Journal of Korean Endocrine Society 2003;18(3):296-305.
Published online June 1, 2003.
The Effects of Aging on the Proliferation and Differentiation of Osteoblasts from Human Mesenchymal Stem Cells.
Ki Hyun Baek, Hyun Jung Tae, Ki Won Oh, Won Young Lee, Chung Kee Cho, Soon Yong Kwon, Moo Il Kang, Bong Yun Cha, Kwang Woo Lee, Ho Young Son, Sung Koo Kang, Choon Choo Kim
1Department of Internal Medicine, The Catholic University of Korea, College of Medicine.
2Department of Neurosurgery, The Catholic University of Korea, College of Medicine.
3Department of Orthopedic Surgery, The Catholic University of Korea, College of Medicine.
4Hemopoietic Stem Cell Transplantation Center, The Catholic University of Korea, College of Medicine.
5Mizmedi hospital.
6Department of Internal Medicine, Sungkyunkwan University School of Medicine, Seoul, Korea.

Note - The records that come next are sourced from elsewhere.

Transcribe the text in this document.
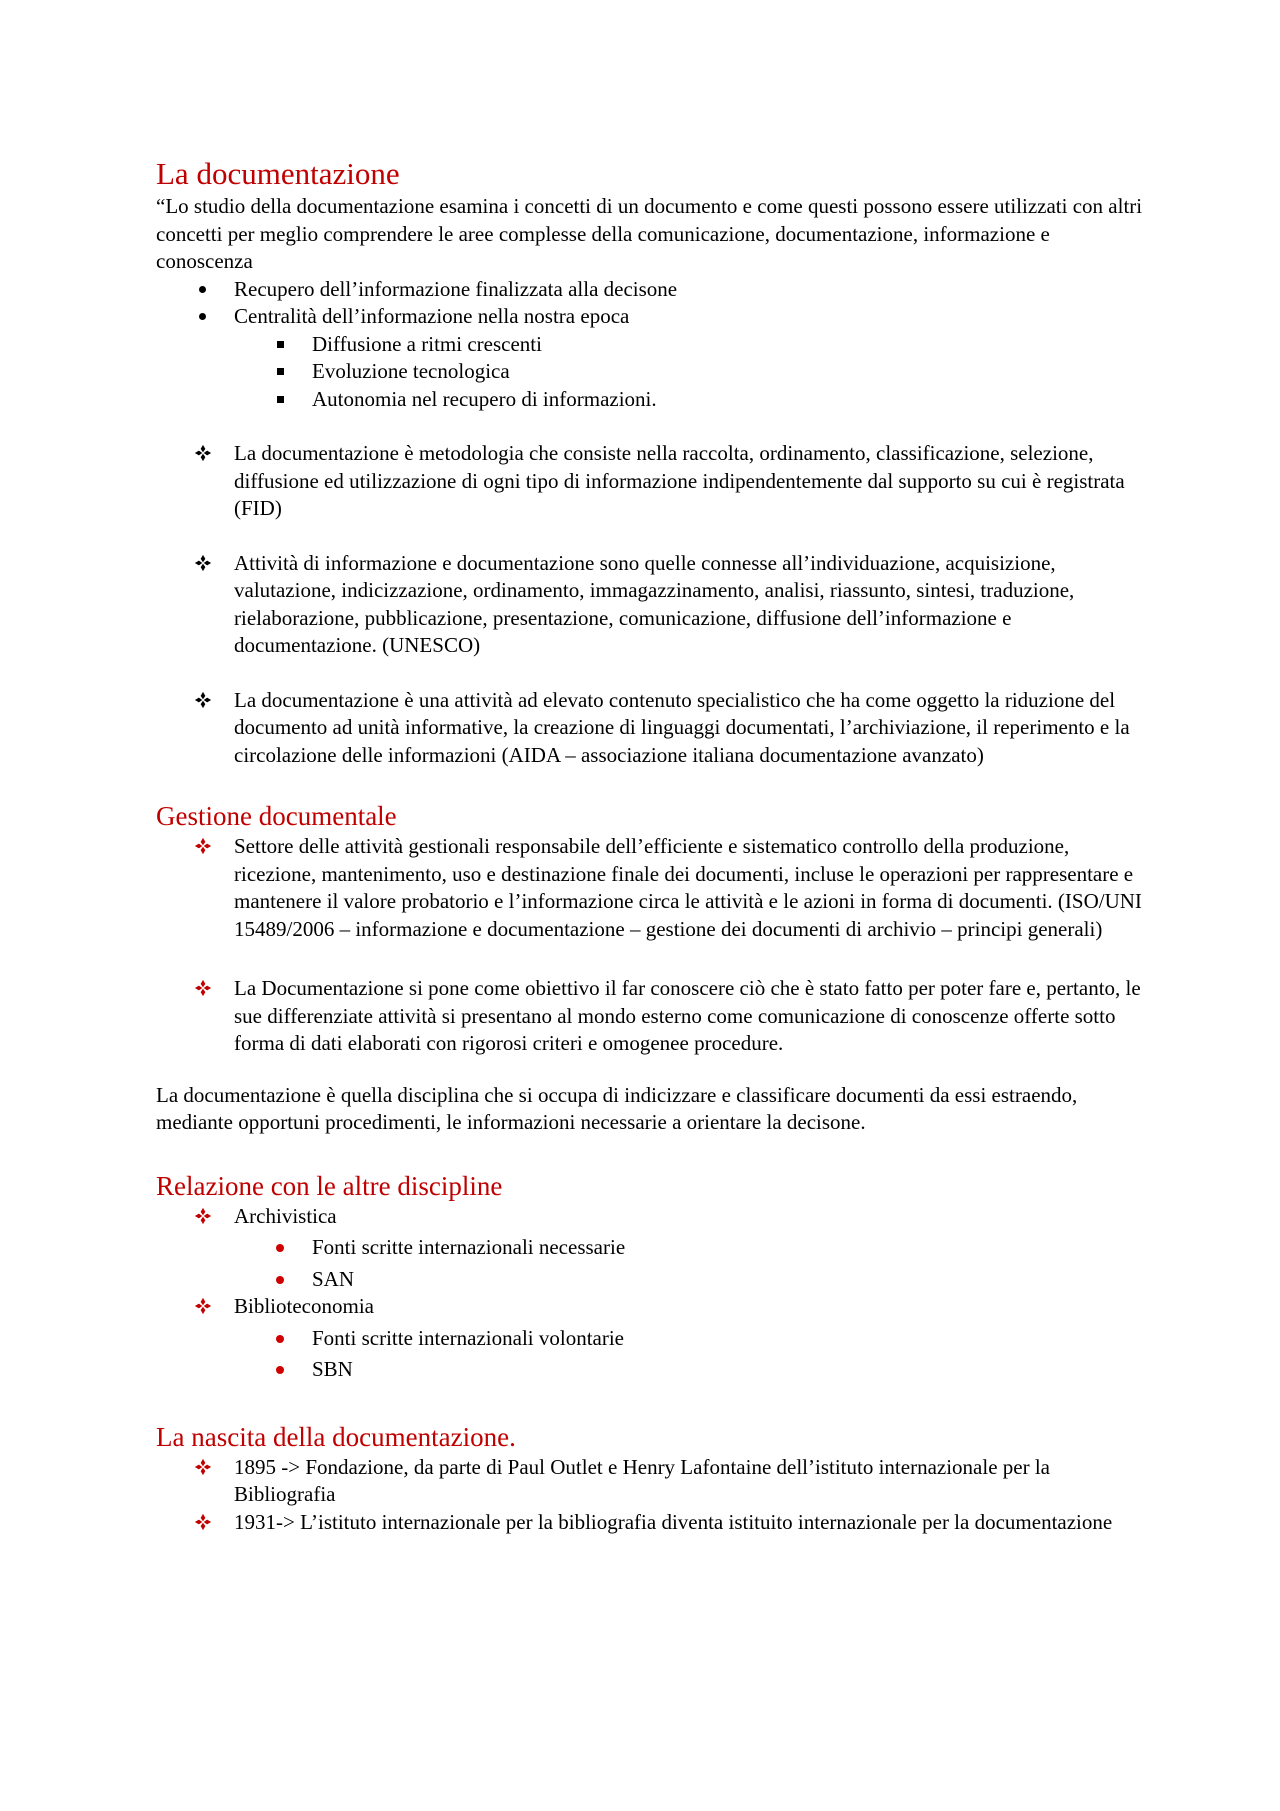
La documentazione

“Lo studio della documentazione esamina i concetti di un documento e come questi possono essere utilizzati con altri concetti per meglio comprendere le aree complesse della comunicazione, documentazione, informazione e conoscenza

Recupero dell’informazione finalizzata alla decisone
Centralità dell’informazione nella nostra epoca
Diffusione a ritmi crescenti
Evoluzione tecnologica
Autonomia nel recupero di informazioni.
La documentazione è metodologia che consiste nella raccolta, ordinamento, classificazione, selezione, diffusione ed utilizzazione di ogni tipo di informazione indipendentemente dal supporto su cui è registrata (FID)
Attività di informazione e documentazione sono quelle connesse all’individuazione, acquisizione, valutazione, indicizzazione, ordinamento, immagazzinamento, analisi, riassunto, sintesi, traduzione, rielaborazione, pubblicazione, presentazione, comunicazione, diffusione dell’informazione e documentazione. (UNESCO)
La documentazione è una attività ad elevato contenuto specialistico che ha come oggetto la riduzione del documento ad unità informative, la creazione di linguaggi documentati, l’archiviazione, il reperimento e la circolazione delle informazioni (AIDA – associazione italiana documentazione avanzato)
Gestione documentale
Settore delle attività gestionali responsabile dell’efficiente e sistematico controllo della produzione, ricezione, mantenimento, uso e destinazione finale dei documenti, incluse le operazioni per rappresentare e mantenere il valore probatorio e l’informazione circa le attività e le azioni in forma di documenti. (ISO/UNI 15489/2006 – informazione e documentazione – gestione dei documenti di archivio – principi generali)
La Documentazione si pone come obiettivo il far conoscere ciò che è stato fatto per poter fare e, pertanto, le sue differenziate attività si presentano al mondo esterno come comunicazione di conoscenze offerte sotto forma di dati elaborati con rigorosi criteri e omogenee procedure.

La documentazione è quella disciplina che si occupa di indicizzare e classificare documenti da essi estraendo, mediante opportuni procedimenti, le informazioni necessarie a orientare la decisone.

Relazione con le altre discipline
Archivistica
Fonti scritte internazionali necessarie
SAN
Biblioteconomia
Fonti scritte internazionali volontarie
SBN
La nascita della documentazione.
1895 -> Fondazione, da parte di Paul Outlet e Henry Lafontaine dell’istituto internazionale per la Bibliografia
1931-> L’istituto internazionale per la bibliografia diventa istituito internazionale per la documentazione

Osteoblasts originate from osteoprogenitor cells in bone marrow stroma, termed mesenchymal stem cells (MSCs) or bone marrow stromal cells. Each MSC forms colonies (colony forming units-fibroblasts [CFU-Fs]) when cultured ex vivo. There are some reports about the age-related changes of the number and osteogenic potential of osteoprogenitor cells, but any relationship has not been clearly established in humans. In this study, we counted MSCs using CFU-Fs count and examined the proliferative capacity and differentiation potential of osteoprogenitor cells. Finally, we analyzed how these parameters varied with donor age. METHODS: Bone marrow was obtained from the iliac crest of young (n=6, 27.2+/-8.6 years old) and old (n=10, 57.4+/-6.7 years old) healthy donors. Mononuclear cells, including MSCs, were isolated and cultured in osteogenic medium. In primary culture, we compared the colony-forming efficiency of MSCs between the two groups and determined the matrix calcification. When primary culture showed near confluence, the cells were subcultured. Alkaline phosphatase activity, osteocalcinexpression by RT-PCR and proliferative potential by MTT assay were examined by the time course of secondary culture. RESULTS: At the 15th day of primary culture, the mean number of CFU-Fs was significantly higher in the younger donors (young: 148.3+/-28.9, old: 54.3+/-9.1, p=0.02) and the mean size of CFU-Fs was also larger in the younger donors than the older donors. However, matrix calcification was not different between the two groups (young: 103.6+/-50.6, old: 114.0+/-56.5, p=NS). In secondary culture, alkaline phosphatase activities were significantly lower in the older donors. The younger donors showed peak alkaline phosphatase activity at day 10, while the older donors didn't showed a remarkable peak (young: 935.5+/-115.0U/mg, old: 578.4+/-115.7U/mg, p<0.05). Total cell number as a proliferative index increased progressively during the secondary culture and a significantly greater cell number was noted in the younger donors. Osteocalcin expression was generally upregulated in the younger donors, but this was not statistically significant. CONCLUSION: Our study shows that the number of osteoprogenitor cells is decreased during aging and that the proliferative capacity and differentiation potential of osteoprogenitor cells seem to be reduced during aging.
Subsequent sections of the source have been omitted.